Analysis of conserved motif, phylogenetic relationship and classification of the RsbHLH proteins

To find out the conserved motifs, the sequences of all RsbHLH proteins were imported into MEME (https://meme-suite.org/meme/tools/meme). The multiple sequence alignment was performed based on the sequences of RsbHLH proteins and AtbHLH proteins using the MAFFT software, the alignment result was used to construct the phylogenetic tree with Neighbor-Joining (NJ) method generated by MEGA7.0 software (poisson model, pairwise deletion option and 1000 bootstrap replicates). Subfamily grouping of the RsbHLH proteins was constructed on the basis of the classification scheme of the AtbHLH proteins.

Search of cis-elements in the RsbHLH gene promoter regions

The upstream 2000 bp genomic sequences of RsbHLH genes relative to the translation start codon were extracted from Raphanus sativus L. genome. These 2000 bp regions were regarded as the promoter sequences of RsbHLH genes. The cis-regulatory elements of RsbHLH genes were screened from these promoter regions using online tool PLACE (https://www.dna.affrc.go.jp/PLACE/?action=newplace).

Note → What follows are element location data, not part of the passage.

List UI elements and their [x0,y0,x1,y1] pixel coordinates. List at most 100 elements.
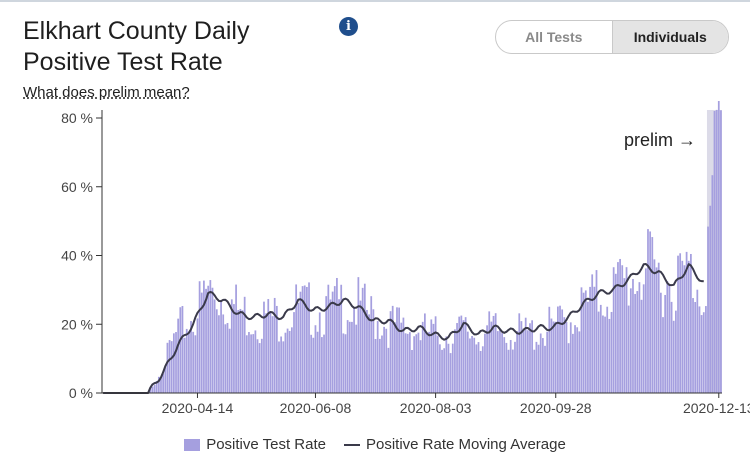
legend-bar-label: Positive Test Rate [206,436,326,453]
rate-bar [516,331,518,393]
rate-bar [374,339,377,393]
rate-bar [462,320,465,393]
rate-bar [310,334,313,393]
rate-bar [303,285,306,393]
rate-bar [576,327,579,393]
rate-bar [705,306,707,393]
rate-bar [151,386,154,393]
rate-bar [544,345,546,393]
prelim-help-link[interactable]: What does prelim mean? [23,84,190,101]
rate-bar [451,343,454,393]
rate-bar [687,260,690,393]
rate-bar [518,313,521,393]
rate-bar [278,341,280,393]
rate-bar [520,321,523,393]
rate-bar [181,305,184,393]
rate-bar [226,322,229,393]
rate-bar [417,332,420,393]
rate-bar [589,286,591,393]
rate-bar [230,299,233,393]
top-divider [0,0,750,2]
rate-bar [565,321,568,393]
rate-bar [383,326,385,393]
rate-bar [477,342,480,393]
rate-bar [256,339,259,393]
rate-bar [599,304,602,393]
rate-bar [640,299,643,393]
rate-bar [185,328,188,393]
individuals-button[interactable]: Individuals [611,21,728,53]
legend-item-bars[interactable]: Positive Test Rate [184,436,326,453]
rate-bar [651,237,654,393]
prelim-annotation: prelim → [624,130,696,150]
rate-bar [614,273,617,393]
rate-bar [638,282,641,393]
rate-bar [492,315,495,393]
rate-bar [235,284,237,393]
info-icon[interactable]: i [339,17,358,36]
rate-bar [423,313,426,393]
rate-bar [623,278,626,393]
rate-bar [647,229,649,393]
rate-bar [683,265,686,393]
rate-bar [715,109,718,393]
rate-bar [531,320,534,393]
rate-bar [348,321,351,393]
rate-bar [327,284,330,393]
rate-bar [391,305,394,393]
rate-bar [541,338,544,393]
rate-bar [490,321,493,393]
rate-bar [499,329,501,393]
rate-bar [434,316,437,393]
rate-bar [582,292,585,393]
rate-bar [353,308,355,393]
rate-bar [168,340,171,393]
rate-bar [514,341,516,393]
y-tick-label: 20 % [61,316,93,332]
legend-bar-swatch [184,438,201,451]
title-line-2: Positive Test Rate [23,48,223,76]
rate-bar [466,331,469,393]
x-tick-label: 2020-12-13 [683,400,750,416]
rate-bar [554,321,557,393]
y-tick-label: 0 % [69,385,93,401]
rate-bar [286,328,289,393]
rate-bar [190,321,192,393]
rate-bar [155,380,158,393]
rate-bar [700,315,703,393]
rate-bar [548,306,551,393]
rate-bar [237,310,240,393]
rate-bar [649,231,652,393]
rate-bar [469,338,471,393]
rate-bar [557,306,559,393]
rate-bar [707,226,709,393]
rate-bar [460,315,463,393]
rate-bar [233,304,235,393]
rate-bar [522,328,525,393]
rate-bar [149,388,152,393]
rate-bar [241,310,244,393]
legend-item-line[interactable]: Positive Rate Moving Average [343,436,566,453]
rate-bar [209,280,212,393]
rate-bar [299,291,302,393]
rate-bar [430,319,433,393]
rate-bar [312,337,315,393]
all-tests-button[interactable]: All Tests [525,29,583,45]
rate-bar [501,333,503,393]
y-tick-label: 80 % [61,110,93,126]
y-tick-label: 60 % [61,179,93,195]
positive-rate-chart: 0 % 20 % 40 % 60 % 80 % 2020-04-14 2020-06-08 2… [61,101,750,416]
rate-bar [486,325,488,393]
rate-bar [608,318,611,393]
rate-bar [666,281,669,393]
rate-bar [336,277,338,393]
rate-bar [323,334,325,393]
y-tick-label: 40 % [61,248,93,264]
rate-bar [406,333,409,393]
rate-bar [245,335,248,393]
rate-bar [668,284,671,393]
rate-bar [172,333,175,393]
rate-bar [200,292,203,393]
rate-bar [690,253,692,393]
rate-bar [160,377,162,393]
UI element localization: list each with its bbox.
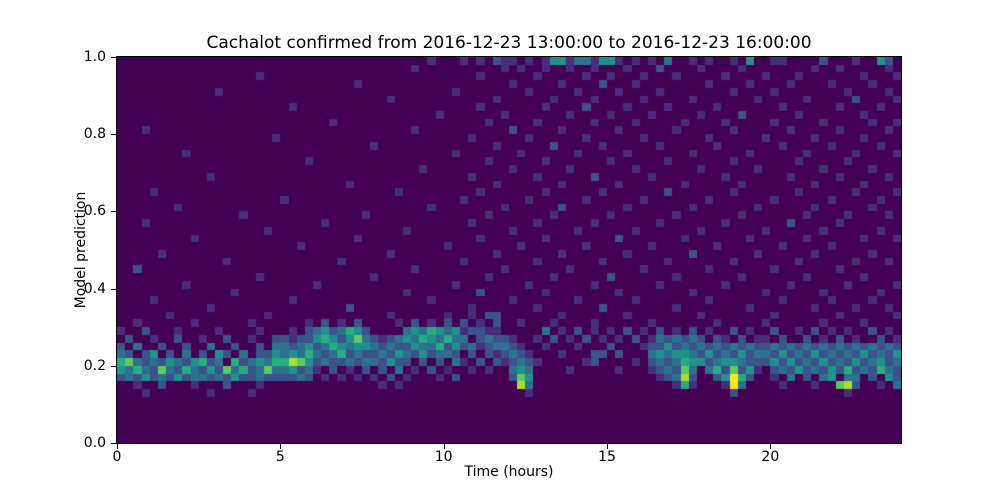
x-tick-label: 5 xyxy=(275,449,285,465)
plot-area xyxy=(116,56,902,444)
x-tick-mark xyxy=(607,444,608,449)
chart-title: Cachalot confirmed from 2016-12-23 13:00… xyxy=(206,33,812,53)
y-tick-label: 0.8 xyxy=(83,126,106,143)
y-tick-mark xyxy=(111,443,116,444)
y-tick-label: 1.0 xyxy=(83,49,106,65)
y-tick-label: 0.4 xyxy=(83,280,106,297)
y-tick-label: 0.6 xyxy=(83,203,106,220)
y-tick-mark xyxy=(111,57,116,58)
x-tick-mark xyxy=(770,444,772,449)
x-tick-mark xyxy=(443,444,445,449)
x-tick-mark xyxy=(117,444,118,449)
y-tick-label: 0.0 xyxy=(83,435,106,451)
y-tick-label: 0.2 xyxy=(83,357,106,374)
x-tick-label: 20 xyxy=(761,449,780,465)
y-tick-mark xyxy=(111,134,116,136)
x-tick-label: 0 xyxy=(112,449,122,465)
y-tick-mark xyxy=(111,365,116,367)
x-tick-label: 10 xyxy=(434,449,453,465)
y-tick-mark xyxy=(111,211,116,213)
heatmap-canvas xyxy=(117,57,901,443)
x-tick-mark xyxy=(280,444,282,449)
x-axis-label: Time (hours) xyxy=(464,464,554,480)
y-tick-mark xyxy=(111,288,116,290)
x-tick-label: 15 xyxy=(598,449,616,465)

RNA-seq and qRT-PCR analysis of RsbHLH genes

Total RNA was extracted from the flesh tissues using Trizol reagent (Promega, Madison, WI, USA). The purity, concentration, and integrity of RNA were detected by the NanoPhotometer® spectrophotometer (IMPLEN, CA, USA), the Qubit® 2.0 Flurometer (Life Technologies, CA, USA), and the Bioanalyzer 2100 system (Agilent Technologies, CA, USA), respectively. After the RNA quality assessment, 30 sequencing libraries were generated using the NEBNext® Ultra™ Directional RNA Library Prep Kit according to the Illumina manufacturer's protocols (NEB, USA). The quality of libraries was checked by the Agilent Bioanalyzer 2100 system. Finally, 150 bp paired-end sequencing was performed on an Illumina Hiseqxten platform. After screening, the high-quality clean reads were aligned to the reference Raphanus sativus L. genome using the HISAT2 software [41]. The mapped clean reads were calculated to obtain the read count for each gene according to the mapping results by the featureCounts software [42]. The expression level of each gene was estimated using the fragments per kilobase of exon per million mapped reads (FPKM) value, which was calculated using the countToFPKM package (https://github.com/AAlhendi1707/countToFPKM). The formula is as follows: \(\text{FPKM} = \frac{{10}^{6}{\text{C}}}{\text{NL/}{10}^{3}}\), where C is the number of fragments that specially mapped to the gene, N is the total number of fragments that specially mapped to the reference genome, and L is the number of bases in the coding region of the gene. Genes were considered to be differentially expressed genes (DEGs) between GF and WF with FDR value ≤ 0.05, Padj value < 0.01and |log2 FC|≥ 1.5 based on the DEGSeq R package [43]. The expression patterns of RsbHLH genes in the five developmental stages were presented by the TBtools software [44].

Fifteen bHLH genes were randomly chosen to be verified by qRT-PCR. The specific primers of fifteen genes were designed by the Primer5 software, and the primer sequences were listed in Additional file 9. QRT-PCR was performed using the Bio-Rad Real-Time PCR platform with quant one step qRT-PCR Kit (Tian gen). Actin gene was used as the internal control to standardize the results, and 2−ΔΔCT method was applied to calculate the relative expression level [45]. The all reactions were carried out with the following conditions: 95 °C for 15 min and 40 cycles of 95 °C for 10 s, 60 °C for 30 s. After each run, a melting curve was generated to ensure the product specificity and to check for the presence of primer dimers.

The weighted gene co-expression network analysis

The co-expression network of DEGs was constructed using WGCNA package in Rstudio [46]. The PickSoftThreshhold function was used to confirm a soft threshold (power) value according to the approximate Scale-free Topology Criterion. The soft threshold was 10 to establish the co-expression network on the basis of the adjacency matrix. The automatic network construction function blockwiseModules was applied to obtain weighted co-expression clusters, called modules, with the following operating parameters: power = 10, TOMType = unsigned, minModuleSize = 30, reassignThreshold = 0, minKMEtoStay = 0.3, mergeCutHeight = 0.25. The data on chlorophyll content was derived from our previous research results [1].